To read in a subset of an MDF file, you specify the channel names or the start and stop times. By default, the output format of your result will be returned as a timetable so that you can easily work with the time-stamped data.

For large MDF files that don’t fit in memory, you can create an MDF datastore and preview the data in batches based on parameters that you specify. You can also create a datastore to easily work with a collection of similar MDF files.

MATLAB interface for inspecting MDF files with the preview function and the Variables editor.

Example code to preview an MDF file via the command-line interface and then inspect the data in the Variables editor.

Use Virtual Channels

You can use virtual CAN and CAN FD channels for testing and simulation of network communications. With a virtual channel, you can test models in a loopback configuration without using physical hardware. Vehicle Network Toolbox supports two kinds of virtual channels: MathWorks virtual channels and those from third-party CAN interface hardware vendors. Virtual channels from third-party vendors such as Vector and Kvaser require the installation of the corresponding vendor driver or hardware support package. MathWorks virtual channels are shipped with the toolbox and require no additional drivers or support packages.

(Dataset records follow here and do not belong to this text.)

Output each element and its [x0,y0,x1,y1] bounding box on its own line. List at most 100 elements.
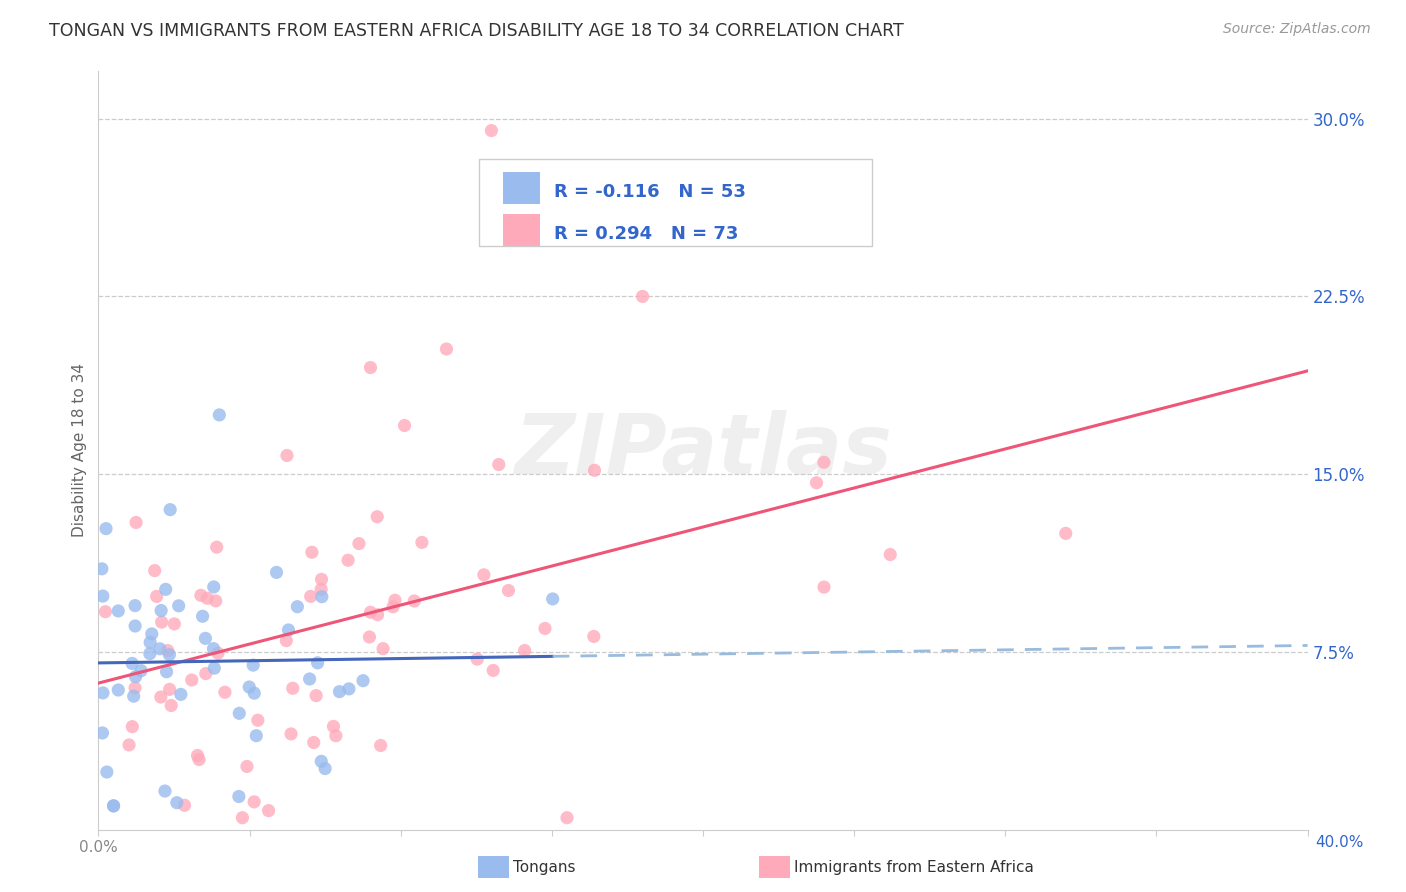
Point [90,562,112,576]
Point [498,583,520,598]
Point [103,798,125,813]
Point [488,458,510,472]
Text: ZIPatlas: ZIPatlas [515,410,891,491]
Point [285,599,308,614]
Point [121,720,143,734]
Point [322,719,344,733]
Point [188,753,211,767]
Point [91,726,114,740]
Point [1054,526,1077,541]
Point [384,593,406,607]
Point [91,589,114,603]
Point [236,759,259,773]
Point [813,455,835,469]
Point [157,648,180,662]
Text: R = 0.294   N = 73: R = 0.294 N = 73 [554,225,738,243]
Point [411,535,433,549]
Point [170,687,193,701]
Point [96,765,118,780]
Point [118,738,141,752]
Point [159,502,181,516]
Point [124,619,146,633]
Point [190,588,212,602]
Y-axis label: Disability Age 18 to 34: Disability Age 18 to 34 [72,363,87,538]
Point [149,690,172,704]
Point [107,683,129,698]
Point [534,622,557,636]
Point [366,509,388,524]
Point [124,599,146,613]
Point [231,811,253,825]
Text: Source: ZipAtlas.com: Source: ZipAtlas.com [1223,22,1371,37]
Point [150,603,173,617]
Point [141,627,163,641]
Point [129,664,152,678]
Point [631,289,654,303]
Point [160,698,183,713]
Point [266,566,288,580]
Point [153,784,176,798]
Point [124,681,146,695]
Point [370,739,392,753]
Point [337,553,360,567]
Point [243,795,266,809]
Point [305,689,328,703]
Point [481,123,503,137]
Point [202,641,225,656]
Point [276,449,298,463]
Point [307,656,329,670]
Point [139,635,162,649]
Point [325,729,347,743]
Point [257,804,280,818]
Point [180,673,202,687]
Point [205,540,228,554]
Point [107,604,129,618]
Point [238,680,260,694]
Text: 40.0%: 40.0% [1316,836,1364,850]
Point [91,686,114,700]
Point [367,607,389,622]
Point [360,360,382,375]
Point [555,811,578,825]
Point [302,735,325,749]
Point [301,545,323,559]
Point [280,727,302,741]
Point [382,599,405,614]
Point [228,789,250,804]
Point [94,522,117,536]
Point [143,564,166,578]
Text: TONGAN VS IMMIGRANTS FROM EASTERN AFRICA DISABILITY AGE 18 TO 34 CORRELATION CHA: TONGAN VS IMMIGRANTS FROM EASTERN AFRICA… [49,22,904,40]
Point [121,657,143,671]
Point [191,609,214,624]
Point [582,630,605,644]
Point [149,641,172,656]
Text: Immigrants from Eastern Africa: Immigrants from Eastern Africa [794,860,1035,874]
Point [202,661,225,675]
Point [583,463,606,477]
Point [163,616,186,631]
Point [298,672,321,686]
Point [879,548,901,562]
Point [208,408,231,422]
Point [806,475,828,490]
Point [242,658,264,673]
Point [311,590,333,604]
Point [394,418,416,433]
Point [465,652,488,666]
Point [156,643,179,657]
Point [94,605,117,619]
Point [246,713,269,727]
Point [202,580,225,594]
Point [150,615,173,629]
Point [541,591,564,606]
Point [204,594,226,608]
Point [214,685,236,699]
Point [186,748,208,763]
Point [166,796,188,810]
Point [359,630,381,644]
Point [309,755,332,769]
Point [472,567,495,582]
Bar [503,214,540,246]
Point [155,582,177,597]
Point [159,682,181,697]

Simulink blocks to send and receive data using MathWorks virtual channels.

Simulink model showing the use of MathWorks virtual channels to send and receive CAN data without any hardware.

Work with CDFX Files

Access data in ASAM calibration data format (CDFX) with the cdfx function provided by Vehicle Network Toolbox. Use calibration data from a CDF file as inputs to a Simulink model.

Plot showing the ASAM.C.MAP parameter rising and falling over time.

Using calibration data from a CDFX file as input to a Simulink model, and plotting the simulation output for the ASAM.C.MAP parameter.